How a CDP uses customer data

There are certain functions that are suited to CDPs. The following explores some of the key functions that a CDP provides end users.


A customer comes to a website, browses a product and then leaves. CDPs gather the data from the customer’s website visit to make the unified profile available to all addressable channels, enabling personalisation and relevancy. Customers who see content tailored to their interests are five times as likely to engage with a brand.


Sometimes the best use of data in marketing isn’t to better target consumers — but to not target them at all. A unified profile that connects marketing and purchase data enables marketers to optimise their addressable spend by suppressing consumers that have already made a purchase, and redirecting those dollars toward new customers.


Many analytics systems operate in silos. A CDP allows an outdoor retailer to have a customer’s marketing interactions tied with ecommerce data (purchase history) and website interaction data (products viewed multiple times). When this information is available to a service rep in the call centre, this type of personalisation can turn a $15 per hour call centre rep into a $100,000 a year salesperson.

Types of CDP technology on the market

CDPs are just an evolution of CRM, finely tuned for the high-scale, real-time requirements of the digital-first modern B2C marketer. They’re a natural extension of the kinds of tools Salesforce has been building for enterprises of all sizes around the world for decades. CDPs share CRM’s goals of managing customer data to drive relevant and productive experiences for both customers and the end user.

Unfortunately, the CDP market is very cluttered, including over 130 vendors (at last count according to the Customer Data Platform Institute) who call themselves a “CDP", and no two are the same.

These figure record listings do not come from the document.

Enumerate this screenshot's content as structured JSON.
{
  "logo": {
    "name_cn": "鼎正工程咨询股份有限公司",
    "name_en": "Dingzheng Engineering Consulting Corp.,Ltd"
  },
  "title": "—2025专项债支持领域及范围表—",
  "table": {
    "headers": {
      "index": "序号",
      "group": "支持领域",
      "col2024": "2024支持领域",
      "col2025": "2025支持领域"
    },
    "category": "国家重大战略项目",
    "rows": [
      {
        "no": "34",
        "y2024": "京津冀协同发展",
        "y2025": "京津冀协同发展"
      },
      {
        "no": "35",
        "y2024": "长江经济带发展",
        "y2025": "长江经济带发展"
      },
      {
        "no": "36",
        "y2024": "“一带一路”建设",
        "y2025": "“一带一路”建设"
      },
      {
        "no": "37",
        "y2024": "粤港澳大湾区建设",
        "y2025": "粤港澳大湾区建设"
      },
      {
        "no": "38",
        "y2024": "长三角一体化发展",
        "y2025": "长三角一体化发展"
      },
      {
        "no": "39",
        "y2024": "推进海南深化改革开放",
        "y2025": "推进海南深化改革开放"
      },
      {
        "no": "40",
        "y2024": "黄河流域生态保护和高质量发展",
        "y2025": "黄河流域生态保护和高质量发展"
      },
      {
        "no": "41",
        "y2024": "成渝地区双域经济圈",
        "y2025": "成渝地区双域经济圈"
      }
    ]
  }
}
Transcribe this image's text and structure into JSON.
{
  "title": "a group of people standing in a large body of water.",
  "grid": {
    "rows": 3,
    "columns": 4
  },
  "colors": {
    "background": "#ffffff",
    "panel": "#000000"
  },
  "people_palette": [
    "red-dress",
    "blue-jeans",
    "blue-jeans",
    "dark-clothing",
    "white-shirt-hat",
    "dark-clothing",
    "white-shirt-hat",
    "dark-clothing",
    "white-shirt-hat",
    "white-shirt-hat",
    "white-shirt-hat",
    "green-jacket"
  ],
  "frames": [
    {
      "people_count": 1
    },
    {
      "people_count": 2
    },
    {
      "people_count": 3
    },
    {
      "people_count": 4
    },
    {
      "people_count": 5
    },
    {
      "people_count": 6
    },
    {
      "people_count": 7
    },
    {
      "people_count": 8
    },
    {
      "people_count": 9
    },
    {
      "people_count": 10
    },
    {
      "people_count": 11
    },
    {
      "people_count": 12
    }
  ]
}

But instead of focusing on vendor-driven definitions, we asked hundreds of marketers what they need from a CDP and quickly came to realise there are not one but two different types of CDPs:

1. Insights CDP
Builds a single view of the customer by integrating data from multiple disparate sources, handling integration and data management, and enabling analytics and data activation.

2. Engagement CDP
Helps users with real-time personalisation, for example, of websites and mobile apps, and powers real-time next-best-offer and action engagement.

The vast majority of CDPs on the market today are either insight CDPs or engagement CDPs — not both. Salesforce believes a true enterprise CDP must encompass both insights and engagement to create a truly holistic view.

Companies can leverage CDPs to go beyond marketing and advertising — and use connected customer data to tie together their organisations, create cross-company insights, and truly value their customer data as something they can put on the balance sheet.